There are things easy to say for a first-term Republican congressman seeking the Senate in a Republican-plunged state.

And here are some of the easy things Cotton chose to say in a news release over the weekend about Russia’s invasion of the Crimean peninsula of revolutionized Ukraine to take effective control of a separate sovereign province:

“At a minimum, President Obama should revoke travel visas and freeze assets of senior Russian officials and Putin cronies, freeze assets of Ukrainian oligarchs who assist the Russian invasion, stop transfers of assets out of Ukraine, support the Ukrainian transitional government and military as it defends Ukraine’s territorial integrity, recall our ambassador to Russia, reschedule the upcoming G-8 meeting from Russia to Western Europe or the U.S., and suspend Russia from the G-8. Putin must be punished for his outlaw actions and the Russian people and elites must recognize they will pay a price for them.”

Conceivably every one of those ideas might be valid.

But be aware that France and Germany say they don’t yet want economic sanctions, but diplomacy. Germany needs Russian natural gas.

Be aware that sanctions are less effective when not enforced uniformly by economically rich allies.

Be aware that isolating and alienating Russia might be more dangerous than effective, considering that European sources describe Putin as out of touch with reality.

And be aware that the American support of Ukraine militarily that Cotton invokes without elaboration or explanation … well, let us just say that modern history suggests that American support of foreign countries militarily does not uniformly produce benefits either for America or the other countries or the causes of freedom and democracy.

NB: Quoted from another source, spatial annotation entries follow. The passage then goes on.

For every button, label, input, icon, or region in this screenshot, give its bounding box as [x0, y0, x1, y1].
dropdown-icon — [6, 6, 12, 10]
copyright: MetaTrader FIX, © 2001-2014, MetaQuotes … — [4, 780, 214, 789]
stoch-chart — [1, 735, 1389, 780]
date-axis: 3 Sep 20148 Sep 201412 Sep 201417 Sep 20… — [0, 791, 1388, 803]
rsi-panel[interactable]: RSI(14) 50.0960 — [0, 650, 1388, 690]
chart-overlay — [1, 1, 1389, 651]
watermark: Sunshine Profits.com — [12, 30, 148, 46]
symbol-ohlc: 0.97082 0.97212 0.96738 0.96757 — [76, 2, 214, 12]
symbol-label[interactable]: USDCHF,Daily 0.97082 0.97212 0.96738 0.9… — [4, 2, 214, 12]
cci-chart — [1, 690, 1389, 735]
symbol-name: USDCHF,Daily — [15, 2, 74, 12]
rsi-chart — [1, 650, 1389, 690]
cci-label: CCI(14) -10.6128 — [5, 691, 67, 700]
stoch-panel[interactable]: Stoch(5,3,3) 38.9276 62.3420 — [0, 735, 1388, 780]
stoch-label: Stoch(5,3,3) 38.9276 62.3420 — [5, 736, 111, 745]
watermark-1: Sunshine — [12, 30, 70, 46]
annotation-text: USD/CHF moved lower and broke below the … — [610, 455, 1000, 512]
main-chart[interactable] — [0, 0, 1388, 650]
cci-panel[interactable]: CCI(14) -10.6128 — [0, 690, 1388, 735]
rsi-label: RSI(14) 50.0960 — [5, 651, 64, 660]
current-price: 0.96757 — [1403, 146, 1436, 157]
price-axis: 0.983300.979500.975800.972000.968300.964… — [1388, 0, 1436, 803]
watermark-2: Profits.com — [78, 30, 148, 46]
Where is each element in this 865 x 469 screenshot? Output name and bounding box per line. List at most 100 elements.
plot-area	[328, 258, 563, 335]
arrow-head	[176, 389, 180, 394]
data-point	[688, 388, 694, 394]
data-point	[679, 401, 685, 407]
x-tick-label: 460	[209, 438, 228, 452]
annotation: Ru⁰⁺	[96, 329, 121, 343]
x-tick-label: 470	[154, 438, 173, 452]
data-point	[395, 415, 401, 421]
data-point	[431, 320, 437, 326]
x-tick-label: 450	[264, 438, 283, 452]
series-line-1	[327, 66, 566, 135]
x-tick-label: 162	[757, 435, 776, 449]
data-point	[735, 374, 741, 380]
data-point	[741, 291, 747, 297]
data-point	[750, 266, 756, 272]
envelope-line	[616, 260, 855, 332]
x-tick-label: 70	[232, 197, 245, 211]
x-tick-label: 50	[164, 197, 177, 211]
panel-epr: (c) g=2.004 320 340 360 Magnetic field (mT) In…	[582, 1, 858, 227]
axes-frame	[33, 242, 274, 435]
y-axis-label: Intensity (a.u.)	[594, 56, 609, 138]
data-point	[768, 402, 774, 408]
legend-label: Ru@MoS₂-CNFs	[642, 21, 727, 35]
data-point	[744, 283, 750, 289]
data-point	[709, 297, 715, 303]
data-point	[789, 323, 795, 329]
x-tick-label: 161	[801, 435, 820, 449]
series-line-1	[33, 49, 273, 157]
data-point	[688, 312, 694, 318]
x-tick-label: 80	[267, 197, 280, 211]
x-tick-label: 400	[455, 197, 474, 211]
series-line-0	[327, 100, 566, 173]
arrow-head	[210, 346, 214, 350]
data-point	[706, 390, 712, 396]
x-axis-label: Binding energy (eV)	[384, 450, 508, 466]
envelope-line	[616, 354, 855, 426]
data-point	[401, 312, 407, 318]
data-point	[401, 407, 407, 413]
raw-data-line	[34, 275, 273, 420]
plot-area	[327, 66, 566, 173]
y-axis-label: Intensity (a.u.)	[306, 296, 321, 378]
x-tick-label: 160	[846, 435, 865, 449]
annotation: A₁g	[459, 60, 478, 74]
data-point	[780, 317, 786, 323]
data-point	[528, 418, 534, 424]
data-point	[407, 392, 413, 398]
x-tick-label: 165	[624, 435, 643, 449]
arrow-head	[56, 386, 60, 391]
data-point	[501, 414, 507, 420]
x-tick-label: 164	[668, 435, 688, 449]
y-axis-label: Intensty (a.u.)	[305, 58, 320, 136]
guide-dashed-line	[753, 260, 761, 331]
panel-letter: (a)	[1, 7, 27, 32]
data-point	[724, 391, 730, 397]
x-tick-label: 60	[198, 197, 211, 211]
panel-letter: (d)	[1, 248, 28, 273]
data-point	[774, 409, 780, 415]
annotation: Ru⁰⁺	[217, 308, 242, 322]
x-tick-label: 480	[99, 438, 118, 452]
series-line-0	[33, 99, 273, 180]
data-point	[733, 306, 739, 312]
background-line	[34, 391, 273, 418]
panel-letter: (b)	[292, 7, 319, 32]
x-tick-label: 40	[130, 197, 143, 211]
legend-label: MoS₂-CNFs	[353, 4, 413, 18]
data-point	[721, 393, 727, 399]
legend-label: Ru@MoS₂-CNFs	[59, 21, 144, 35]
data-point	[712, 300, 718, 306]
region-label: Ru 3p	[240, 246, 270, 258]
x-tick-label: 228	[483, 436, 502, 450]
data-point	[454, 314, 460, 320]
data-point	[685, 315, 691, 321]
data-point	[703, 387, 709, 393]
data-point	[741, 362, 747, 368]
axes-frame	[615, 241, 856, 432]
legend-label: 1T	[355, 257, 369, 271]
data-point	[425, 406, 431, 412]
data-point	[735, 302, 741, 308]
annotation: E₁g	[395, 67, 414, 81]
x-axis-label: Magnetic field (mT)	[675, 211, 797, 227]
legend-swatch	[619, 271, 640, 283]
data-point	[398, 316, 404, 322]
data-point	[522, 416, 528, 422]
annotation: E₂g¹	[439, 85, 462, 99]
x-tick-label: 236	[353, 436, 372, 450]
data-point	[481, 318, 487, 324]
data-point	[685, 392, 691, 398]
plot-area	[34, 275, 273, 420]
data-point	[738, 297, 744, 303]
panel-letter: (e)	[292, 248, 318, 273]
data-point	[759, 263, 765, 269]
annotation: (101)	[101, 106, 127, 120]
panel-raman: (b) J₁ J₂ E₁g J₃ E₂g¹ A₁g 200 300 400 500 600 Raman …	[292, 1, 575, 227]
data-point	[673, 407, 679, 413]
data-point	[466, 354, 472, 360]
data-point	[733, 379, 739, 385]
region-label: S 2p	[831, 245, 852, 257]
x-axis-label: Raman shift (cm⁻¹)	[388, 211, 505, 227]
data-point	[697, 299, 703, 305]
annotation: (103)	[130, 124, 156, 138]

That’s the question, really. Is the menu of actions outlined by Cotton more than a personally satisfying set of punishments for Putin? Do those recommended actions offer any tactical and strategic credibility toward the real objectives—preserving Ukraine’s move toward freedom, liberating the Crimea region from Russian occupation and deterring Russia’s belligerence?

If not—if Cotton’s menu of actions is simply about making ourselves feel proud of our own chest-beating, except for that little parenthetical part about making a Republican candidate for the Senate in Arkansas more electable—then we need to work on a more purposeful plan.

Deliberation is not cowardice. Bellicosity is not bravery.

In fact, bellicosity might be closer to trembling than the bellicose would like to think.

John Brummett’s column appears regularly in the Arkansas Democrat-Gazette.